The League of Women Voters, the plaintiffs in the Dane Co. lawsuit against Act 23, issued a statement saying they were delighted with the court’s ruling.
“We are proud to have launched a legal challenge to Wisconsin’s voter ID law, which erected barriers to citizen participation in government,” the statement said.
“Voting is not like cashing a check or getting on an airplane. Those activities are not protected by the constitution,” said Melanie Ramey, state president of the League of Women Voters. “Voting is one way in which all citizens are equal, and that is worth fighting for.”
Attorney General J.B. Van Hollen says he plans on appealing Monday’s decision. “Wisconsin’s voter ID law is consistent with the constitution, and I will appeal this decision,” he said in a statement.
“Proponents of voter ID still can’t point to one case of voter impersonation in our state, and that is the only kind of illegal voting an ID law could prevent. The real fraud is the way they have convinced people that voter ID could actually solve real problems,” Ramey said.
In a statement released last week opposing the NAACP’s lawsuit against the law, State Senate President Scott Fitzgerald said, “Photo ID is a reasonable requirement to make sure that your vote isn’t cancelled out by someone else’s fraud.”
Fitzgerald says that Act 23 is important because it is a safeguard for the electoral process, pointing to the number of signatures thrown out during the recall process.
“With as many questionable signatures, multiple signers and convicted felons as we’ve already seen in the recall process, it makes more sense now than ever to make sure our elections are clean going forward,” Fitzgerald said.
As of Monday, the Government Accountability Board has disqualified about 25,000 out of the million signatures submitted to recall Governor Scott Walker.
Judge Niess rejected this argument in his ruling Monday, admonishing what he sees as legislative overreach.
“The people’s fundamental right of suffrage preceded and gave birth to our constitution, not the other way around.
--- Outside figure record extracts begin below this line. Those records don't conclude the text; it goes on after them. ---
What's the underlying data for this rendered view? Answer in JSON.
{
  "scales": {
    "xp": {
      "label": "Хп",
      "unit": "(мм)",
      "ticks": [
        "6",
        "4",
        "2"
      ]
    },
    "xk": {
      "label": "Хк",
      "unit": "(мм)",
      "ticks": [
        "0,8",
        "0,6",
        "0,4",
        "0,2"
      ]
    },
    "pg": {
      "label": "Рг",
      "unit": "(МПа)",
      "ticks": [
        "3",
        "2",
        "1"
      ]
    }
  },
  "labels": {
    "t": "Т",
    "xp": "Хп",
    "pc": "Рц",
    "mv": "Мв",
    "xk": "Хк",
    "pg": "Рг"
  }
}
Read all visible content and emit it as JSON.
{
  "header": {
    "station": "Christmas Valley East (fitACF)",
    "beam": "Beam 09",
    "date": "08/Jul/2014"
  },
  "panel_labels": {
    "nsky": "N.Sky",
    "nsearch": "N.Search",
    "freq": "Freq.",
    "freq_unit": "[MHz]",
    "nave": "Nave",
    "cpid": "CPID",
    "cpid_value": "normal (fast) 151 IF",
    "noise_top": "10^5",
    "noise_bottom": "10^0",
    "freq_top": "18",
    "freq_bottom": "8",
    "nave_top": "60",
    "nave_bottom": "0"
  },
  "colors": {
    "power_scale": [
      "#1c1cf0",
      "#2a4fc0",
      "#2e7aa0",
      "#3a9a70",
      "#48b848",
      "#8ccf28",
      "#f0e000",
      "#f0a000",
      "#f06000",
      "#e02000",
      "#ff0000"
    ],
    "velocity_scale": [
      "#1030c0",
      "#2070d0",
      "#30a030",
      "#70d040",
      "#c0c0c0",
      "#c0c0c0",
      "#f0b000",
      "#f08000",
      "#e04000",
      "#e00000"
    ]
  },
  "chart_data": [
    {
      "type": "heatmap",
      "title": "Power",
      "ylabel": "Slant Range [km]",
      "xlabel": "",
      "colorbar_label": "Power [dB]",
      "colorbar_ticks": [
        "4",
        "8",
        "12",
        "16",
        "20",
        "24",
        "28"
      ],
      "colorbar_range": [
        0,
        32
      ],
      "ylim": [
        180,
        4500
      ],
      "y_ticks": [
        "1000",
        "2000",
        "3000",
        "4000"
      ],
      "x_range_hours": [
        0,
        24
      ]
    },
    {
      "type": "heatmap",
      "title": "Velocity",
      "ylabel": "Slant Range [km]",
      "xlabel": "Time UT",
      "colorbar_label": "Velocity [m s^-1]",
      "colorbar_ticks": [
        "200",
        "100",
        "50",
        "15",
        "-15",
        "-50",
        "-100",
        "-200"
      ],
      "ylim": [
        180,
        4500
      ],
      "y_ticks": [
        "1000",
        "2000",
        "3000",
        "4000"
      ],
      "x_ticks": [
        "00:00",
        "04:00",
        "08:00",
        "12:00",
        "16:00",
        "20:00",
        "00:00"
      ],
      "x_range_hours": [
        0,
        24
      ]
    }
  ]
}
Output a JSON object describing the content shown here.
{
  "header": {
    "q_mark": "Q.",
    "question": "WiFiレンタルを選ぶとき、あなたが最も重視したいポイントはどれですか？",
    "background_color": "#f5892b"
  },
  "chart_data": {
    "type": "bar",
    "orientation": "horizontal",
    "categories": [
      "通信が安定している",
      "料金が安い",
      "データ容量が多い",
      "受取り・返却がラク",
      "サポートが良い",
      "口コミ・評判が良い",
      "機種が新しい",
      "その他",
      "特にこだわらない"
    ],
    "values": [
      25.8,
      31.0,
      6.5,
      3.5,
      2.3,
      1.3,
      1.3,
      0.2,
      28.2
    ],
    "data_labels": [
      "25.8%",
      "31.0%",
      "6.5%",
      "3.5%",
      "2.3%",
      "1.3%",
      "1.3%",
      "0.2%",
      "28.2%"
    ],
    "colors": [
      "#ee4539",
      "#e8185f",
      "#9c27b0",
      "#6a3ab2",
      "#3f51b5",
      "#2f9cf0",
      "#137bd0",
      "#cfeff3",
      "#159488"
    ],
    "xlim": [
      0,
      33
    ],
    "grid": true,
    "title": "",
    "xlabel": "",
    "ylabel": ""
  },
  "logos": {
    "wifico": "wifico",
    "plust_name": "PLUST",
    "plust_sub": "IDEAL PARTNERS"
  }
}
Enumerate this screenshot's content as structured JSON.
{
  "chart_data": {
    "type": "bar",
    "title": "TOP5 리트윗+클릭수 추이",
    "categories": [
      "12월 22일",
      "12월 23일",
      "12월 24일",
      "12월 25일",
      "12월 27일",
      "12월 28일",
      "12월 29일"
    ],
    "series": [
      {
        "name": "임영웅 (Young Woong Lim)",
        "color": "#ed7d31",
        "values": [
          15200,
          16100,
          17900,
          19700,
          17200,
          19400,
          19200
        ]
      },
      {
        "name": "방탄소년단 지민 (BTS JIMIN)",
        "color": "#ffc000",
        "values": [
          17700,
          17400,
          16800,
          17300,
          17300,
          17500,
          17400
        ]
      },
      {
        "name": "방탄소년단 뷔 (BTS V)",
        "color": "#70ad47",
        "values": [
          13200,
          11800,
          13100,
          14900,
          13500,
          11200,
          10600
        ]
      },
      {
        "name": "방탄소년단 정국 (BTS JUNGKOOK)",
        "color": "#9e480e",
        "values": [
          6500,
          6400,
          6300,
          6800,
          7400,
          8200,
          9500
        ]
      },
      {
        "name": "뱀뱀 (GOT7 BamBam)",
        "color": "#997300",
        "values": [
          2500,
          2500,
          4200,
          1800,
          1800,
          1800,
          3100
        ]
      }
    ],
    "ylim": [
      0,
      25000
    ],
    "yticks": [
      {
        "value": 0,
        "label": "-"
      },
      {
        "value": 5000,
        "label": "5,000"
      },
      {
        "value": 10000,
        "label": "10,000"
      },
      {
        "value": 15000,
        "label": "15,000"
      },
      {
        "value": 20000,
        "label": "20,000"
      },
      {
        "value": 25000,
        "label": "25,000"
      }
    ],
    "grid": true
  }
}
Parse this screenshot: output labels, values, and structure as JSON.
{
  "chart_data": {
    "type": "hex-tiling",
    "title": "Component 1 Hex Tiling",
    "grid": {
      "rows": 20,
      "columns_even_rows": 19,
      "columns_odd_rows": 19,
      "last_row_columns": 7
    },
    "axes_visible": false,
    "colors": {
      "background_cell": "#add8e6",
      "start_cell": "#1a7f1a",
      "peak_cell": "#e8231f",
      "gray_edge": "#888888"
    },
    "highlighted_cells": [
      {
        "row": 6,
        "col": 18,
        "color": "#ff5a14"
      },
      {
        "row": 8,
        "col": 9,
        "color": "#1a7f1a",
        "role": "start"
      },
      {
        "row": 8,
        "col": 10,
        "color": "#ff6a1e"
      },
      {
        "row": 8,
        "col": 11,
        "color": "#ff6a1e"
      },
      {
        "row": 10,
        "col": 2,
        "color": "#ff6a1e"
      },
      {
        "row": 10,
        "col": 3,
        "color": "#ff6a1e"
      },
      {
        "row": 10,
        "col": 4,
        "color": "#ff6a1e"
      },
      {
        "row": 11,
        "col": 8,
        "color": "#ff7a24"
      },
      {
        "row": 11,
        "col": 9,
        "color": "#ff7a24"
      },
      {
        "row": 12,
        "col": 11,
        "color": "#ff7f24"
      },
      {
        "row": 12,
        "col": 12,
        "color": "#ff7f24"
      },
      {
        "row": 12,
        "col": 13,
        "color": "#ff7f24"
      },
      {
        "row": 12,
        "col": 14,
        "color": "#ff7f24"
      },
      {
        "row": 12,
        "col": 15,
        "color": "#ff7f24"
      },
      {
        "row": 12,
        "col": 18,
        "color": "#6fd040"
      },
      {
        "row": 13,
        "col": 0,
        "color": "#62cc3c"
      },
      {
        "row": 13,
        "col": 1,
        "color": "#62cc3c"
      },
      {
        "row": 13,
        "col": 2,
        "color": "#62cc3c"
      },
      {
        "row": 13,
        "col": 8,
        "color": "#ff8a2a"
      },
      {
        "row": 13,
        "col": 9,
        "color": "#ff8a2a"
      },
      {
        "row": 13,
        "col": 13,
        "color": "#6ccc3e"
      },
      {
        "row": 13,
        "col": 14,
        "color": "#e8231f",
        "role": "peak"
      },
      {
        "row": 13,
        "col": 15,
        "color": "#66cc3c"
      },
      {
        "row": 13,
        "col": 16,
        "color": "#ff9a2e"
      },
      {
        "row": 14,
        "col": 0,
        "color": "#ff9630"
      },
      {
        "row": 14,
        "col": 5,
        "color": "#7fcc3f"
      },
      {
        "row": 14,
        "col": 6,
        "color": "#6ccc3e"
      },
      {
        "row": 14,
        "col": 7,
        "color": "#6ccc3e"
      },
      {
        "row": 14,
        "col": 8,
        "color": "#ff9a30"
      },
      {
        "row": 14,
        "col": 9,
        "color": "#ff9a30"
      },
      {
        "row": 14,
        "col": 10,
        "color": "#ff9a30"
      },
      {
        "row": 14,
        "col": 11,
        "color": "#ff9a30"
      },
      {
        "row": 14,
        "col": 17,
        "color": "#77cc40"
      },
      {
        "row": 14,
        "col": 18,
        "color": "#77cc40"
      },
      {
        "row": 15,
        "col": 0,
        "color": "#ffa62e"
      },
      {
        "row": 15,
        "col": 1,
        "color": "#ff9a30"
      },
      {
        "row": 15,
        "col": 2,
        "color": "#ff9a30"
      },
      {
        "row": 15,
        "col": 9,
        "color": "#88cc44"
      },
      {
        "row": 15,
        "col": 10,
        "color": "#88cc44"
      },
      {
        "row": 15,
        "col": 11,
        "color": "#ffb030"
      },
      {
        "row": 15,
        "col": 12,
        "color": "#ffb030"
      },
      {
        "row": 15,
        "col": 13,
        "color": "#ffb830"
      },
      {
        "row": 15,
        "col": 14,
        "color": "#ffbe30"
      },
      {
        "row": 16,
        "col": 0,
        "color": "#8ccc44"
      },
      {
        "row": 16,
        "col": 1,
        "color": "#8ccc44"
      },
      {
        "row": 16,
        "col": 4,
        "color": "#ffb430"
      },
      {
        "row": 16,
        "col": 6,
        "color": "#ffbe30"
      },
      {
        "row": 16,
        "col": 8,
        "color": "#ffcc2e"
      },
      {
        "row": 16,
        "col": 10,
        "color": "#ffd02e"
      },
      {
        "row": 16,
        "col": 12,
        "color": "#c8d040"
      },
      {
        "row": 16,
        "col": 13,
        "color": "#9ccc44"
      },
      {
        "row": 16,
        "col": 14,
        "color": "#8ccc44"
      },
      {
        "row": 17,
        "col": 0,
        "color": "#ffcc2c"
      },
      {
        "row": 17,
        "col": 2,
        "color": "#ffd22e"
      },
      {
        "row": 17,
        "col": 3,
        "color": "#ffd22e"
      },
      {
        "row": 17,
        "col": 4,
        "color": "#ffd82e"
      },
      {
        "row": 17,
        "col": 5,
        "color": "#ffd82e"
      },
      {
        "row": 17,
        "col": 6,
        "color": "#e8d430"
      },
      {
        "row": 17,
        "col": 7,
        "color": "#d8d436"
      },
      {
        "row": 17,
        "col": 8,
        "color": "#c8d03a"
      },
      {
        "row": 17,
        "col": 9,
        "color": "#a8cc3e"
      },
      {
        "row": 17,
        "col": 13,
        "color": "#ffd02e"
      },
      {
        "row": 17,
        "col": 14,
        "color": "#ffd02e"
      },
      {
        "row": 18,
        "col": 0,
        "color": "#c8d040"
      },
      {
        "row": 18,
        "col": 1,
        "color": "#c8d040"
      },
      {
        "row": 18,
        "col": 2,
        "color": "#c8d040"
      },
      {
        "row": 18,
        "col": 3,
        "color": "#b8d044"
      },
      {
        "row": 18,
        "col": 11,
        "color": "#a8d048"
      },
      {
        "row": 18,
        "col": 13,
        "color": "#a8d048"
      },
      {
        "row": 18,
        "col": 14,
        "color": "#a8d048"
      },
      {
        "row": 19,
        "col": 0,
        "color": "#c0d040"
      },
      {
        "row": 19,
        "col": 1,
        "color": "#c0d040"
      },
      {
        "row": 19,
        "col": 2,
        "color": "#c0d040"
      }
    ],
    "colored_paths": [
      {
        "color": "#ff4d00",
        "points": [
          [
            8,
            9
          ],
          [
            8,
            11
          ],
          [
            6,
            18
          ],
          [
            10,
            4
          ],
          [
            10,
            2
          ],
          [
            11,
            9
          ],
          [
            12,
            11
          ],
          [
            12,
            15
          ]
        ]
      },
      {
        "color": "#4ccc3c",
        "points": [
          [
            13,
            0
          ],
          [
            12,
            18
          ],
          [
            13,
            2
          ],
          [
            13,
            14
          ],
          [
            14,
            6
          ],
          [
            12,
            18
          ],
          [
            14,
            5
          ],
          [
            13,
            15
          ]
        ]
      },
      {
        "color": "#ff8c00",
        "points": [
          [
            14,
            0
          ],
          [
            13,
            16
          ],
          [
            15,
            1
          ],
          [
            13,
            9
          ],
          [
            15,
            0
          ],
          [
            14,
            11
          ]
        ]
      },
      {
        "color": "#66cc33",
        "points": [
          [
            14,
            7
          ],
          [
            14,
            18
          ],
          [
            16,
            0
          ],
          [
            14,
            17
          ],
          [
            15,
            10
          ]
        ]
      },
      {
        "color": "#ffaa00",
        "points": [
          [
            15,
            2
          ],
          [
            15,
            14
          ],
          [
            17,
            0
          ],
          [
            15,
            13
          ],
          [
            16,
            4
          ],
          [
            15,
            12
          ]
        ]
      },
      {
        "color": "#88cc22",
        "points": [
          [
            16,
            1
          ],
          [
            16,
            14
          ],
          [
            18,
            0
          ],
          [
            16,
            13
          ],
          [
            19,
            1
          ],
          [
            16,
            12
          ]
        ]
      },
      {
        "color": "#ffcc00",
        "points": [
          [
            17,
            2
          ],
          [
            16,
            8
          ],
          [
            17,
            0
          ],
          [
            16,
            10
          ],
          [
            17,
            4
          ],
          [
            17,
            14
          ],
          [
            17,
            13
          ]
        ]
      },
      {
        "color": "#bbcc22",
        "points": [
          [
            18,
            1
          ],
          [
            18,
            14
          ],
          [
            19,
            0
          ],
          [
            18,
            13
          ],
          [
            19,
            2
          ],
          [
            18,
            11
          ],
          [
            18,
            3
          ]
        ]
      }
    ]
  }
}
Until the people’s vote approved the Constitution, the legislature had no authority to regulate anything, let alone elections,” Niess said.
Niess concluded that “A government that undermines the very foundation of its existence – the people’s inherent, pre-constitutional right to vote – imperils its legitimacy as a government by the people, for the people, and especially of the people. It sows the seeds for its own demise as a democratic institution.”
The decision Monday follows a temporary injunction issued by Dane County Circuit Court Judge David Flanagan in the NAACP’s lawsuit against the Act 23, pending trial. In that lawsuit, Flanagan held that the NAACP has a high probability of succeeding in its lawsuit, which is scheduled after the April presidential primary.
In deciding to prohibit the Act 23 from being enforced before a full trial can be held, Flanagan said, “Act 23 will likely exclude from the election process a significant portion of Wisconsin voters who are qualified under our constitution to participate in this process,” which would result in “a clearly improper impairment of a most vital element of our society [to] occur.” 
Van Hollen has requested that Flanagan stay his injunction, pending an appeal of his decision.